Aaah, if ever there was vindication for open source, this might just be it...Three MIT professors and their students decided to undertake research in multi-core scalability, i.e., if you keep increasing the number of cores, can you make sure that performance keeps up?
They found that they could, but only by modifying the way the operating system worked, by addressing “clogged counters.” Of course, to modify the system, it had to be open-source (at least legally). Before we get ahead of ourselves though, let us describe their experiment…
The team used eight six-core processors in tandem to simulate what a 48-core chip what behave like, and then tested numerous parallel-process intensive applications on the operating system, activating one core at a time and measuring the performance gains.
They found that at some point, each additional core that was activated ended up slowing the system down, instead of providing a performance boost. While this performance drag would have flummoxed many, MIT’s best identified the problem, and it was surprisingly obvious.
Since multi-core systems end up tasking multiple cores with calculations that require the same data set, the data remains stranded with one or the other cores during the course of the calculation. In other words, as long as the data was required by one core, it wouldn’t be deleted from the memory. When a core starts work on the data, it sets a central (available to other cores) counter up, and when it finishes its task on the data, it sets the counter down. The counter keeps realtime record of which cores are using the data, and when the counter resets itself to zero, the OS then deletes the data, and frees up the processor memory for other tasks.
All this is fine when the number of cores is not too large. As one keeps increasing the number of cores however, what happens is that the data gets split into ever smaller portions. This results in the cores “spending so much time ratcheting the counter up and down that they weren’t getting nearly enough work done.”
All they had to then, was to rewrite the Linux code slightly, instructing each core to keep a local count that was only periodically synchronized with the central reference counter, resulting in much improved overall performance.
Frans Kaashoek of MIT was quick to defend the progress that today’s multi-core processors and their instruction sets have made, saying: “The fact that that is the major scalability problem suggests that a lot of things already have been fixed. You could imagine much more important things to be problems, and they’re not. You’re down to simple reference counts.”

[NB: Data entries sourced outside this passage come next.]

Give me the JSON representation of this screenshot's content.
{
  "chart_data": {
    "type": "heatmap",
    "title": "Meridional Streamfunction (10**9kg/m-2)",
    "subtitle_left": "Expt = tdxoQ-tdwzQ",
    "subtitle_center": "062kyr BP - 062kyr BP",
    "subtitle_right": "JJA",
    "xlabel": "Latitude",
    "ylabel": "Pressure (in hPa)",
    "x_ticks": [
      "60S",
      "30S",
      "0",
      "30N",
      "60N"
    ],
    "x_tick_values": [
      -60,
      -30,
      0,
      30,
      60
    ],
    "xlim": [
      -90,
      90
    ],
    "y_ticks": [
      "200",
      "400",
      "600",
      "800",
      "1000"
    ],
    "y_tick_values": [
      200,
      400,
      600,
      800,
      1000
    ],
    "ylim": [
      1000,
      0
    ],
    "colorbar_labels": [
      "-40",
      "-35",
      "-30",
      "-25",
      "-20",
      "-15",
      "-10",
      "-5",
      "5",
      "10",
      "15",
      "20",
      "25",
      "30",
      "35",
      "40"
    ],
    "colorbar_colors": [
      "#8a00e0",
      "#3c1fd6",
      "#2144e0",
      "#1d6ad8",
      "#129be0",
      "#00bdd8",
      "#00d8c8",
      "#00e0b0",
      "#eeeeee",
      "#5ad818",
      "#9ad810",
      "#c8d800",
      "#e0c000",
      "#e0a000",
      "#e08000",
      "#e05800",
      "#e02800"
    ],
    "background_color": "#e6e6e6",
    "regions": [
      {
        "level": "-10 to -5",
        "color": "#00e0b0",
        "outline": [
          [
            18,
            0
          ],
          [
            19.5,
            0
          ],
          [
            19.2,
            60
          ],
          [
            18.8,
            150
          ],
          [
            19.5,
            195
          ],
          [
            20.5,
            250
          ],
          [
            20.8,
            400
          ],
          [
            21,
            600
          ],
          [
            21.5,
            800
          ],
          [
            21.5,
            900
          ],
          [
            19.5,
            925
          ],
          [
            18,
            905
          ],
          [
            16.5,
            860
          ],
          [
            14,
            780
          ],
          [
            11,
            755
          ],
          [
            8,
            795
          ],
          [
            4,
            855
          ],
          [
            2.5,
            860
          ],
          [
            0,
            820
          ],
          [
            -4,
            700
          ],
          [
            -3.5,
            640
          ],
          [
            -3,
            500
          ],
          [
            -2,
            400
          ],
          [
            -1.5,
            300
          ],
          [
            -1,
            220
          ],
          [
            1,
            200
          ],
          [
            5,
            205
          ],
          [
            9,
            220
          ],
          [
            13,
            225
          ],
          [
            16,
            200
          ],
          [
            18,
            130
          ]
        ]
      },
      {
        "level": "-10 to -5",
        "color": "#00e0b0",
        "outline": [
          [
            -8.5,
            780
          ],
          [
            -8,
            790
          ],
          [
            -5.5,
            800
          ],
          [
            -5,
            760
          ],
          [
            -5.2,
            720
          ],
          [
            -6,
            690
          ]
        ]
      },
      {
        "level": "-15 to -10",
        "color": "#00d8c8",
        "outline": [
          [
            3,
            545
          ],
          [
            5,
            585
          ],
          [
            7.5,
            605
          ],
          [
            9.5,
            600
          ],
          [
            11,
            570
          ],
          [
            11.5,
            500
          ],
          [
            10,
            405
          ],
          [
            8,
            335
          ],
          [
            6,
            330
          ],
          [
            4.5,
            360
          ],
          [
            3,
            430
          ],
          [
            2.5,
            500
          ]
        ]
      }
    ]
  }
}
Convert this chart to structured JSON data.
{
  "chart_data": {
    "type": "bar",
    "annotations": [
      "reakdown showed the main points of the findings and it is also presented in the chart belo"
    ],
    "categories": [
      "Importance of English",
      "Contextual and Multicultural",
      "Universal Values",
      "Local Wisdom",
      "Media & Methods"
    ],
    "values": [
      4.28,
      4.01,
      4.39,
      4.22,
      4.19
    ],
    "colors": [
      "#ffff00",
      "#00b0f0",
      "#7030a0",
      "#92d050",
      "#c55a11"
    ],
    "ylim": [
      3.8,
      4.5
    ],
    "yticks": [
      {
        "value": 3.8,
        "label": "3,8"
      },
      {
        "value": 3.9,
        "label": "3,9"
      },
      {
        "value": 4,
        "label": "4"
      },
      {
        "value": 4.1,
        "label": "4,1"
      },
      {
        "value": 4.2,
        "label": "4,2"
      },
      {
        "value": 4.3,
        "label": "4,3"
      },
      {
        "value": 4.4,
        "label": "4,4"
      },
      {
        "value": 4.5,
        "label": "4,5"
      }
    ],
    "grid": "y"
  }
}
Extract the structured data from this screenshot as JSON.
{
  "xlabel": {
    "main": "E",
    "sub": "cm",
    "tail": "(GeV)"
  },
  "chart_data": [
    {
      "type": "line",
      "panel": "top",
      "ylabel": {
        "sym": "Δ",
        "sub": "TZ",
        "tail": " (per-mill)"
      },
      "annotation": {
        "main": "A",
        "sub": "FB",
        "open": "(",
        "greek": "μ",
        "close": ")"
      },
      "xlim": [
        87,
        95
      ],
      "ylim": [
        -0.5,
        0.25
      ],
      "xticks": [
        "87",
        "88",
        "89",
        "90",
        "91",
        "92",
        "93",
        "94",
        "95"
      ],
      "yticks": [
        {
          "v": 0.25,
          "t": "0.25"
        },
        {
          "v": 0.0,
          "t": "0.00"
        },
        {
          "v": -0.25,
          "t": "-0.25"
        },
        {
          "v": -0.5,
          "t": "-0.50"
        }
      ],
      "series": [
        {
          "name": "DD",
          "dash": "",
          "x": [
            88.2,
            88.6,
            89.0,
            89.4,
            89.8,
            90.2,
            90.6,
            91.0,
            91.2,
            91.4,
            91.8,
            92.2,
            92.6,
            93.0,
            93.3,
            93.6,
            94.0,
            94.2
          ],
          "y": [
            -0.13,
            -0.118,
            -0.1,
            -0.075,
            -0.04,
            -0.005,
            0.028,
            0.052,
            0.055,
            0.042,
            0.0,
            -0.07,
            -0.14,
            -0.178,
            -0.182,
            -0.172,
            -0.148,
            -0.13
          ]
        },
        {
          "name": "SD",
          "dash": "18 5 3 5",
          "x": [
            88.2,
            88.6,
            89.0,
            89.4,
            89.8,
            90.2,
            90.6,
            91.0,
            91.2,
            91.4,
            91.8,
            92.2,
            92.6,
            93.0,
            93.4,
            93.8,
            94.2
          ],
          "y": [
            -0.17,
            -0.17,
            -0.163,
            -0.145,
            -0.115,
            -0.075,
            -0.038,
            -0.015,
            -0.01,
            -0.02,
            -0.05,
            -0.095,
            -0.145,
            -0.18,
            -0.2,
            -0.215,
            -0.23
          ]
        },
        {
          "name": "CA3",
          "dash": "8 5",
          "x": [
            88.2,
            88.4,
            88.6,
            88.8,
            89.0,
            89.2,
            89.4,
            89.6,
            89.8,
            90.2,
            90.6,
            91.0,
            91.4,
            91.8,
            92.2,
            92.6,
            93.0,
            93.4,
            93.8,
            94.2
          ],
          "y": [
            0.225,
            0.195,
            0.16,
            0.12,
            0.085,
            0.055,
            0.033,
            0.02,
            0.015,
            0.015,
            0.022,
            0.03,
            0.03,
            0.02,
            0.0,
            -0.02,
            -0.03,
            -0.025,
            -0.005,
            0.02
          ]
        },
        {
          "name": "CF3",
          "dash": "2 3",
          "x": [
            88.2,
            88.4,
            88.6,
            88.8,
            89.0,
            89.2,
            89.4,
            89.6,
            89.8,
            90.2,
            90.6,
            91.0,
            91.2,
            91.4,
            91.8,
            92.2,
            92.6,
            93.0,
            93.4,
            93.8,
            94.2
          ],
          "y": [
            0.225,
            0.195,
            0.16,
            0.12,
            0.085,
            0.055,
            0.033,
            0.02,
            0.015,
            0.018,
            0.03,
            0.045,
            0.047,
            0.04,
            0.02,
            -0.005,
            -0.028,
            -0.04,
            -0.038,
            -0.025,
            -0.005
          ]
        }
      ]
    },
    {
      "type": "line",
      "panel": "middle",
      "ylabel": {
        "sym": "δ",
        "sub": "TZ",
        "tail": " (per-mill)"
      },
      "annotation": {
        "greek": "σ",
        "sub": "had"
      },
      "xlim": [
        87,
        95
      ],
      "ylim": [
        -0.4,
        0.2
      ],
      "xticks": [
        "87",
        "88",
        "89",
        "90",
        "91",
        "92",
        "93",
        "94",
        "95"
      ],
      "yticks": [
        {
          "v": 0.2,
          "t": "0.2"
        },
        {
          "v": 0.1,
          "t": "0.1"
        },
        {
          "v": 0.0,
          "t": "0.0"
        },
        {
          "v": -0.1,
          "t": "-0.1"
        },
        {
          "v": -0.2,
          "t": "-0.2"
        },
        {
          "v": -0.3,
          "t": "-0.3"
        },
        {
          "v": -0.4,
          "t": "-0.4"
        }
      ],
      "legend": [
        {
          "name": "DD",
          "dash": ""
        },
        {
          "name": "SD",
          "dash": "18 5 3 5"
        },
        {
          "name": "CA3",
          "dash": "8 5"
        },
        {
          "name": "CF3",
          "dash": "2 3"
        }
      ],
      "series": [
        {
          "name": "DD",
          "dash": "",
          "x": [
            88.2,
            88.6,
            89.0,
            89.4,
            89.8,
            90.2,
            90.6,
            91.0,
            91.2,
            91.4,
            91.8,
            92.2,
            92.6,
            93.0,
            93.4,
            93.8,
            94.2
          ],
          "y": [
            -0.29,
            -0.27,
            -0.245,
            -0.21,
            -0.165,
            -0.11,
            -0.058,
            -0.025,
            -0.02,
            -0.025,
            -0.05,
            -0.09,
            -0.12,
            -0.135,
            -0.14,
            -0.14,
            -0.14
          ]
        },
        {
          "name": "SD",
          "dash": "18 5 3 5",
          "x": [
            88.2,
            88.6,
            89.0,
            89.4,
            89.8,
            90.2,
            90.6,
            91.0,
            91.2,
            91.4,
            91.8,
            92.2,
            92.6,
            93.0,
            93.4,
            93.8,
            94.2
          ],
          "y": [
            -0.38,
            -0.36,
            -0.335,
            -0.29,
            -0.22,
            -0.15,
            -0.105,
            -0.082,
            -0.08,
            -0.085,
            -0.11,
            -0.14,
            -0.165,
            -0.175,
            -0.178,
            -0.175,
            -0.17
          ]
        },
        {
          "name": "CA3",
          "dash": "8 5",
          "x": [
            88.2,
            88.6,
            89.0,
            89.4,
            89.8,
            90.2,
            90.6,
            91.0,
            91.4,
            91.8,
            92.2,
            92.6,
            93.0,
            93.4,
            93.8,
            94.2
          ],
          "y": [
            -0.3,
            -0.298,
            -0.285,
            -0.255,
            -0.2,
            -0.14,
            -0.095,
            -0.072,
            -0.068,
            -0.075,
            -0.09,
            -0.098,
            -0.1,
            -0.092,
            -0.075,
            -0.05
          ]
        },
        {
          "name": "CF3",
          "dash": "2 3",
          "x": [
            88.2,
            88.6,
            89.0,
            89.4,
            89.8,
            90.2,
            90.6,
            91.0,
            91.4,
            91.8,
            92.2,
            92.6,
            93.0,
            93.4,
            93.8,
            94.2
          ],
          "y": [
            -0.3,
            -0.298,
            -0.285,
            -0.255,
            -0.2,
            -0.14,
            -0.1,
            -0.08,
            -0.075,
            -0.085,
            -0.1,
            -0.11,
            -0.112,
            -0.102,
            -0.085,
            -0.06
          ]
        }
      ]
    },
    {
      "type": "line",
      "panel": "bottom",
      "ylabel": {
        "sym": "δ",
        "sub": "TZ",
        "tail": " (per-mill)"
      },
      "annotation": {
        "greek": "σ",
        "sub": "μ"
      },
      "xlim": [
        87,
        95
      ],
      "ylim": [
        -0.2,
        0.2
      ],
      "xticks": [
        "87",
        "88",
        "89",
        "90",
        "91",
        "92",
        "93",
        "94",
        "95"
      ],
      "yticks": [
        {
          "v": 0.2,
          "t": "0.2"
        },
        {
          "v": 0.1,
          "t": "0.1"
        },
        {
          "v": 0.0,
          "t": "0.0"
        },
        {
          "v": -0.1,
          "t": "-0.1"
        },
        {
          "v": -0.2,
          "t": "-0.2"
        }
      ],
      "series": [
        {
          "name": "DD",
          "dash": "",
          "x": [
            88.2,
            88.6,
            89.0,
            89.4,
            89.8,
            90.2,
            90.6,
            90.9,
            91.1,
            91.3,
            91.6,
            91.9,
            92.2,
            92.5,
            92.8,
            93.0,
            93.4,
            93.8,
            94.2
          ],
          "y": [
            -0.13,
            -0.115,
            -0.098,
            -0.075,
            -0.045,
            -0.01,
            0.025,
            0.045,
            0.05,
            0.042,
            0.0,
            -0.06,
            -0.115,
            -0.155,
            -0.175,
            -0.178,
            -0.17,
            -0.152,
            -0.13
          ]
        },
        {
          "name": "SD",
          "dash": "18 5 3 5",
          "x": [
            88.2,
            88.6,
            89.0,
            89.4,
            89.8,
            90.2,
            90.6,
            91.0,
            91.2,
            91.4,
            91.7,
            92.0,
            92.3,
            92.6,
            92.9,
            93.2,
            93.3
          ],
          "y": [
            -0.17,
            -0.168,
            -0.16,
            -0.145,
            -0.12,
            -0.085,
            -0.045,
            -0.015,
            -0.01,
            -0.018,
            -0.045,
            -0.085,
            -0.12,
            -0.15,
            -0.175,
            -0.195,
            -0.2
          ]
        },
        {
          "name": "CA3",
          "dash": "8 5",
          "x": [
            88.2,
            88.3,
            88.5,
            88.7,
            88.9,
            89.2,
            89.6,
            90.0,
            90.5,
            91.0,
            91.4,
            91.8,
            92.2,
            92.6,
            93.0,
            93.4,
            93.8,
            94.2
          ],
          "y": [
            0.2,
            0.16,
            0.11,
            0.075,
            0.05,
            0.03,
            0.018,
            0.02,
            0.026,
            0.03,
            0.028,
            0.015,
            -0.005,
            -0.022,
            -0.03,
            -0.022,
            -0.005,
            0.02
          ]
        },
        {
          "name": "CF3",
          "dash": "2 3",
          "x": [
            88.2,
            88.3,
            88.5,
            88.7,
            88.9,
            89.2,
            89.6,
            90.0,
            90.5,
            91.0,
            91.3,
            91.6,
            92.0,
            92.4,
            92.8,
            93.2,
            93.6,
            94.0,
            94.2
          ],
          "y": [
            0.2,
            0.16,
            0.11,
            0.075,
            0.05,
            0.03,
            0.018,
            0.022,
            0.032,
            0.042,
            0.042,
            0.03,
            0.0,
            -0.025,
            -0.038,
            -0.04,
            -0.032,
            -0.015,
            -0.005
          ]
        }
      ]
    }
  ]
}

Kaashoek was also quick to point out that MIT’s fixes aren’t necessarily going to be the ones that will be adopted by the Linux community, and that it is more than capable of managing the same itself, as the fixes themselves were not so difficult. Instead, he emphasized that identifying the problem itself was the hardest part, and now “there’s a bunch of interesting research to be done on building better tools to help programmers pinpoint where the problem is. We have written a lot of little tools to help us figure out what’s going on, but we’d like to make that process much more automated.”
Remzi Arpaci-Dusseau, a professor of computer science at the University of Wisconsin, lauded MIT’s paper as the “first to systematically address” the multi-core scalability question. He went on to say that in the future, once the number of cores on a chip become "significantly beyond 48," new architectures and operating systems may have to be designed to address the issue. For now at least, or the near future (“next five, eight years”), MIT’s solutions will greatly help scale performance alongside multi-core development. He stressed that the “software techniques or hardware techniques or both” used to identify such multi-core problems will soon become a “rich new area” of research.
MIT's paper will be presented on October 4 at the USENIX Symposium on Operating Systems Design and Implementation in Toronto.